Wednesday, 5 March 2014
Vintage Fashion: collecting and wearing designer classics [books]
I should really qualify those first two criticisms: for me, a collector is someone with a serious amount of nerdy knowledge about something, not just someone who buys lots of stuff. If it’s vintage costume jewellery, that’s knowing your Coro from your Juliana from your Miriam Haskell, and being able to look at a piece and make an informed guess what brand you’re looking at without needing to look for markings. Liz Tregenza collects Horrockses dresses; when I had a query about the heavily-altered one I own, she said the weave of the fabric was right. That’s what I call a serious collector.
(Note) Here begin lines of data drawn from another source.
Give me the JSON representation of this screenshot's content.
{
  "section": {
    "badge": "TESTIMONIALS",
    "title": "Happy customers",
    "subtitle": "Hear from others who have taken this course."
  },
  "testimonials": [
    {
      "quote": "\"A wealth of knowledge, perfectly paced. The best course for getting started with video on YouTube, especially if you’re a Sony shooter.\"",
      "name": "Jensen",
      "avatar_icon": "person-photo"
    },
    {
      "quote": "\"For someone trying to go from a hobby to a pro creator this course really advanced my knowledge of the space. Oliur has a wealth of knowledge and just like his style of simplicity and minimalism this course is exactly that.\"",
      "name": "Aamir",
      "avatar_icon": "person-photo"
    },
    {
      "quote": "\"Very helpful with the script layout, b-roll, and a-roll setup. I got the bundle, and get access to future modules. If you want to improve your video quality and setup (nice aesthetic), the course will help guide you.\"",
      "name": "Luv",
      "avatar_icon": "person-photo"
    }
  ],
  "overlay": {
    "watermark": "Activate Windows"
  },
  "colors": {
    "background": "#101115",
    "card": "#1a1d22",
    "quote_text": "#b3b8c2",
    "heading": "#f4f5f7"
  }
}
Anyway, there simply isn’t room in this book to cover such a sweep of time and range of clothes (designer and mass market) in that sort of detail.
The other place it falls down as far as collecting goes is it doesn’t really tell you anything about what damage to look out for (1920s silk beaded dresses, for example, can often shatter at the shoulders as silk goes fragile with age and beads are heavy), nor how to repair or store vintage clothing*. Collectable pieces are expensive, and it would be nice if there were more information on how to avoid pricy mistakes.
And looking after vintage clothing leads me to my second criticism, that the book doesn’t tell you how to wear it. There’s nothing about the right foundation garments for each era, nor appropriate ways to clean items.
What you do get is lots of superb photos, many of garments from a private collection - and so they’re of items different to ones I’ve got in other books, which is nice. It’s heavier on the eveningwear than daywear to start with, though daywear and off-the-peg clothing becomes more commonly featured in the later decades. There are some nice detail shots, giving you a close-up look at embroidery, prints and construction details, which a lot of books I’ve got on 20th century fashion simply don’t cover, confining themselves to long shots of whole garments. I found the beading and embroidery close-ups fascinating, and they’ve made me think about embellishing my modern repro dresses for a more luxe and unique look.
If you’ve already got an interest in vintage fashion, this book will teach you nothing new. You could devote a similar-sized book to each decade and still barely scratch the surface of the subject of the clothes. However, as a broad sweep across the history of Western fashion it’s very enjoyable, and newcomers to vintage fashion will get a lot out of it. Also, the photos are really inspirational.
*On which note: HOW LONG HAS IT BEEN SINCE YOU CHANGED YOUR ANTI-MOTH HANGERS? Do they need doing now? DO EEEET!